来  源:   DOI:10.1097/MD.0000000000039232   PDF(Pubmed)

Abstract:
Ankylosing spondylitis (AS) is a chronic progressive inflammatory disease that mainly affects the spine and involves the sacroiliac and peripheral joints. Low-energy trauma can often lead to spinal fractures and spinal cord injuries (SCIs), the treatment of AS is challenging. The prognosis of neurological function in patients with AS cervical fracture and SCI is a major problem that must sought clinician attention on urgent basis. A total of 106 patients with AS cervical fractures who underwent surgical treatment at Shanghai Changzheng Hospital between August 2009 and 2021 were included in this study. All the patients were divided into 2 groups (improved group and the control group) based on their neurological function improvement at 1 year mark after the surgery. The baseline characteristics, perioperative factors, and procedural outcomes of all the patients including injury type, AS drug treatment, the injured segment, ossified anterior longitudinal ligament injury, spinal hypersignal, decompression time window, operation duration, blood loss, preoperative and postoperative American Spinal Injury Association (ASIA) score were recorded and analyzed. Among the 106 patients, 79 demonstrated improved neurological function at 1 year mark after the surgery. Binary univariate logistic regression analysis revealed significant differences in injury type (P = .018), ossified anterior longitudinal ligament injury (P = .01), operation duration (P = .002), spinal hypersignal (P = .001), preoperative ASIA score (P < .001), and prior AS drug treatment (P = .012). No significant differences were observed in the other variables (P > .05). Binary multivariate logistic regression analysis identified spinal hypersignal (OR = 37.185, P = .028), preoperative ASIA score (OR = 0.16, P = .012) and previous AS drug treatment (OR = 0.296, P = .049) as factors associated with postoperative neurological function improvement. The preoperative ASIA score and previous drug treatment of AS were identified as protective factors affecting the improvement of neurological functions in patients with AS cervical fracture after surgery. Preoperative T2-weighted spinal hypersignal was identified as an independent risk factor affecting the improvement of neurological function recovery in patients with AS cervical fracture after the surgery.
摘要:
强直性脊柱炎(AS)是一种慢性进行性炎症性疾病,主要影响脊柱并累及骶髂关节和外周关节。低能量创伤通常会导致脊柱骨折和脊髓损伤(SCI)。AS的治疗具有挑战性。AS颈椎骨折合并SCI患者的神经功能预后是临床迫切需要关注的重大问题。纳入2009年8月至2021年在上海长征医院接受手术治疗的106例AS颈椎骨折患者。根据术后1年神经功能改善情况分为2组(改良组和对照组)。基线特征,围手术期因素,以及所有患者的手术结果,包括损伤类型,AS药物治疗,受伤的部分,前纵韧带骨化损伤,脊髓超信号,减压时间窗,操作持续时间,失血,术前、术后美国脊柱损伤协会(ASIA)评分进行记录和分析。

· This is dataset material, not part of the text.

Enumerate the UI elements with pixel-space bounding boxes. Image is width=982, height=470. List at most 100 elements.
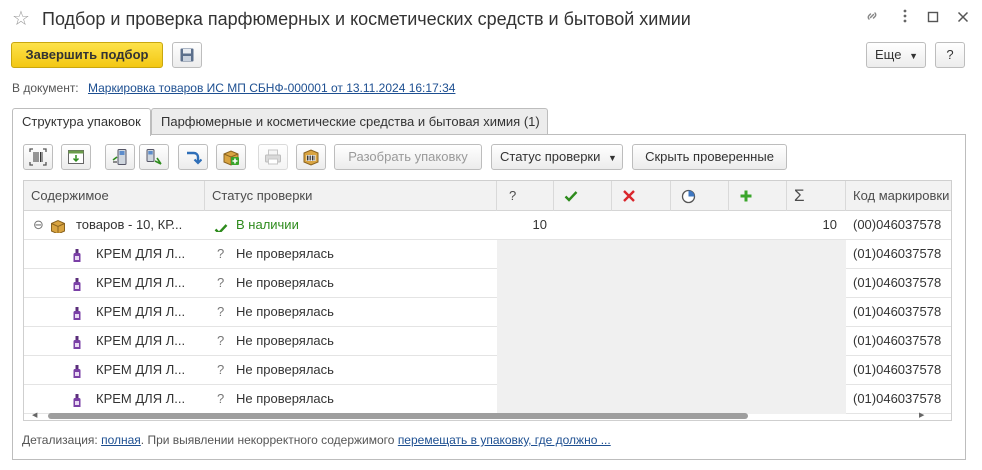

在106名患者中,79在手术后1年表现出神经功能改善。二元单变量logistic回归分析显示损伤类型存在显着差异(P=0.018),前纵韧带骨化损伤(P=0.01),操作持续时间(P=.002),脊髓高信号(P=.001),术前ASIA评分(P<.001),和先前的AS药物治疗(P=0.012)。其他变量无显著差异(P>.05)。二元多变量logistic回归分析确定了脊髓高信号(OR=37.185,P=.028),术前ASIA评分(OR=0.16,P=.012)和既往AS药物治疗(OR=0.296,P=.049)是术后神经功能改善的相关因素。术前ASIA评分及既往AS药物治疗为影响AS颈椎骨折患者术后神经功能改善的保护因素。术前T2加权脊髓高信号是影响AS颈椎骨折患者术后神经功能恢复改善的独立危险因素。